The Lincoln Tower was the first skyscraper in Indiana.  Construction of the Lincoln Tower began less than a month before the stock market crash of October 1929 that signaled the beginning of the Great Depression.  Completed in November 1930 at a cost of $1.3 million, the 312-foot tower was for many years Indiana’s tallest building. Its design, developed by the Cleveland firm of Walker and Weeks, was based on the Tribune Tower in Chicago.

The Lincoln National Bank that built the tower had been born in a boom time in Fort Wayne. Theodore Wentz and Samuel Foster founded the bank on May 20, 1905, as the German-American Bank.  Despite stiff competition from nine other banks in town, the German-American prospered and in 1914 organized the Lincoln Trust Company.  With America’s entry on the side of the Allies against Germany in World War I, anti-German feelings were so strong that the bank changed its name to the Lincoln National Bank in 1918.
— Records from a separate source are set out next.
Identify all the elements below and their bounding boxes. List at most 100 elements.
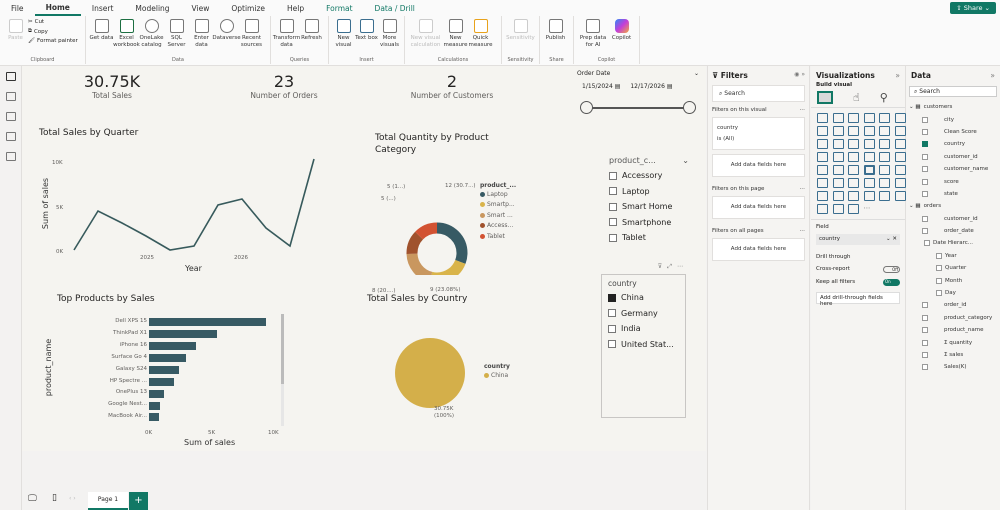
- slicer-item-tablet[interactable]: Tablet: [609, 230, 689, 246]
- slicer-item-smart-home[interactable]: Smart Home: [609, 199, 689, 215]
- power-apps-icon[interactable]: [848, 191, 859, 201]
- stacked-bar-icon[interactable]: [817, 113, 828, 123]
- field-checkbox[interactable]: [922, 128, 928, 135]
- narrative-icon[interactable]: [894, 178, 906, 188]
- slicer-item-india[interactable]: India: [608, 321, 679, 337]
- slicer-item-accessory[interactable]: Accessory: [609, 168, 689, 184]
- field-item[interactable]: Σ quantity: [906, 336, 1000, 348]
- get-data-button[interactable]: Get data: [89, 16, 114, 64]
- collapse-icon[interactable]: »: [990, 71, 995, 80]
- tab-file[interactable]: File: [11, 3, 24, 13]
- field-item[interactable]: Month: [906, 274, 1000, 286]
- field-checkbox[interactable]: [922, 190, 928, 197]
- multi-row-card-icon[interactable]: [832, 165, 844, 175]
- date-range-slicer[interactable]: Order Date ⌄ 1/15/2024 ▤ 12/17/2026 ▤: [577, 70, 699, 120]
- format-visual-icon[interactable]: ☝: [853, 91, 860, 104]
- model-view-icon[interactable]: [5, 112, 16, 121]
- field-checkbox[interactable]: [922, 153, 928, 160]
- sql-server-button[interactable]: SQL Server: [164, 16, 189, 64]
- donut-chart-quantity-by-category[interactable]: Total Quantity by Product Category 12 (3…: [367, 130, 547, 294]
- bar-chart-top-products[interactable]: Top Products by Sales product_name Dell …: [32, 288, 292, 453]
- filters-search-input[interactable]: ⌕ Search: [712, 85, 805, 102]
- report-view-icon[interactable]: [5, 72, 16, 81]
- slicer-item-germany[interactable]: Germany: [608, 306, 679, 322]
- shape-icon[interactable]: [832, 204, 844, 214]
- more-options-icon[interactable]: ⋯: [799, 186, 806, 192]
- copilot-button[interactable]: Copilot: [609, 16, 634, 64]
- legend-item[interactable]: Access...: [480, 221, 516, 232]
- data-search-input[interactable]: ⌕ Search: [909, 86, 997, 97]
- line-column-icon[interactable]: [879, 126, 890, 136]
- field-item[interactable]: Year: [906, 250, 1000, 262]
- share-button[interactable]: ⇪ Share ⌄: [950, 2, 996, 14]
- tab-data-drill[interactable]: Data / Drill: [374, 3, 415, 13]
- legend-item[interactable]: Laptop: [480, 189, 516, 200]
- goals-icon[interactable]: [817, 191, 828, 201]
- field-item[interactable]: order_id: [906, 299, 1000, 311]
- chevron-down-icon[interactable]: ⌄: [693, 70, 699, 77]
- add-page-button[interactable]: +: [129, 492, 148, 510]
- field-item[interactable]: order_date: [906, 225, 1000, 237]
- cut-button[interactable]: ✂ Cut: [28, 19, 45, 25]
- field-checkbox[interactable]: [922, 166, 928, 173]
- tab-optimize[interactable]: Optimize: [231, 3, 265, 13]
- field-well-country[interactable]: country ⌄ ✕: [816, 234, 900, 245]
- recent-sources-button[interactable]: Recent sources: [239, 16, 264, 64]
- more-options-icon[interactable]: ⋯: [799, 228, 806, 234]
- collapse-icon[interactable]: »: [895, 71, 900, 80]
- legend-item[interactable]: Smart ...: [480, 210, 516, 221]
- clustered-bar-icon[interactable]: [848, 113, 859, 123]
- new-measure-button[interactable]: New measure: [443, 16, 468, 64]
- field-item[interactable]: product_name: [906, 324, 1000, 336]
- stacked-column-icon[interactable]: [832, 113, 844, 123]
- map-icon[interactable]: [832, 152, 844, 162]
- waterfall-icon[interactable]: [817, 139, 828, 149]
- build-visual-icon[interactable]: [817, 91, 833, 104]
- enter-data-button[interactable]: Enter data: [189, 16, 214, 64]
- field-item[interactable]: customer_name: [906, 163, 1000, 175]
- treemap-icon[interactable]: [817, 152, 828, 162]
- python-visual-icon[interactable]: [832, 178, 844, 188]
- dax-query-view-icon[interactable]: [5, 132, 16, 141]
- filter-card-country[interactable]: country is (All): [712, 117, 805, 150]
- table-icon[interactable]: [879, 165, 890, 175]
- field-checkbox[interactable]: [936, 265, 942, 272]
- qa-icon[interactable]: [879, 178, 890, 188]
- field-checkbox[interactable]: [936, 290, 942, 297]
- 100-column-icon[interactable]: [894, 113, 906, 123]
- field-checkbox[interactable]: [922, 352, 928, 358]
- field-item[interactable]: customer_id: [906, 213, 1000, 225]
- field-checkbox[interactable]: [922, 364, 928, 371]
- legend-item[interactable]: Smartp...: [480, 200, 516, 211]
- tab-insert[interactable]: Insert: [91, 3, 114, 13]
- slicer-item-united-states[interactable]: United Stat...: [608, 337, 679, 353]
- new-visual-button[interactable]: New visual: [332, 16, 355, 64]
- start-date-input[interactable]: 1/15/2024 ▤: [582, 83, 621, 90]
- field-item[interactable]: Σ sales: [906, 349, 1000, 361]
- pie-chart-sales-by-country[interactable]: Total Sales by Country 30.75K (100%) cou…: [362, 288, 562, 438]
- chevron-down-icon[interactable]: ⌄: [682, 156, 689, 165]
- legend-item[interactable]: China: [484, 370, 510, 381]
- 100-bar-icon[interactable]: [879, 113, 890, 123]
- keep-filters-toggle[interactable]: On: [883, 279, 900, 286]
- tab-view[interactable]: View: [191, 3, 210, 13]
- combo-icon[interactable]: [832, 139, 844, 149]
- gauge-icon[interactable]: [879, 152, 890, 162]
- field-item[interactable]: product_category: [906, 312, 1000, 324]
- field-checkbox[interactable]: [922, 116, 928, 123]
- clustered-column-icon[interactable]: [863, 113, 875, 123]
- line-chart-sales-by-quarter[interactable]: Total Sales by Quarter 10K 5K 0K 2025 20…: [32, 124, 322, 274]
- line-chart-icon[interactable]: [817, 126, 828, 136]
- scrollbar-thumb[interactable]: [281, 314, 284, 384]
- product-category-slicer[interactable]: product_c... ⌄ Accessory Laptop Smart Hom…: [609, 156, 689, 251]
- legend-item[interactable]: Tablet: [480, 231, 516, 242]
- excel-workbook-button[interactable]: Excel workbook: [113, 16, 140, 64]
- image-icon[interactable]: [894, 191, 906, 201]
- tab-help[interactable]: Help: [287, 3, 305, 13]
- filter-icon[interactable]: ⊽: [657, 263, 663, 270]
- key-influencers-icon[interactable]: [848, 178, 859, 188]
- add-drill-through-fields[interactable]: Add drill-through fields here: [816, 292, 900, 307]
- field-checkbox[interactable]: [924, 240, 930, 247]
- table-node[interactable]: ⌄ ▦ orders: [909, 203, 942, 210]
- add-fields-all[interactable]: Add data fields here: [712, 238, 805, 261]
The Lincoln National Bank and Trust Company continued in this building until its sale in 1993.  The Lincoln Tower is itself a monument to the German immigrants of Fort Wayne.  The project was conceived and directed by Charles Buesching, a first-generation German immigrant who was the president of the Lincoln National Bank and Trust Company from 1929 to 1962.  A.M. Strauss, German immigrant, was the local architect, and the construction firm of Buesching & Hagermann, a partnership of German immigrants, built the tower.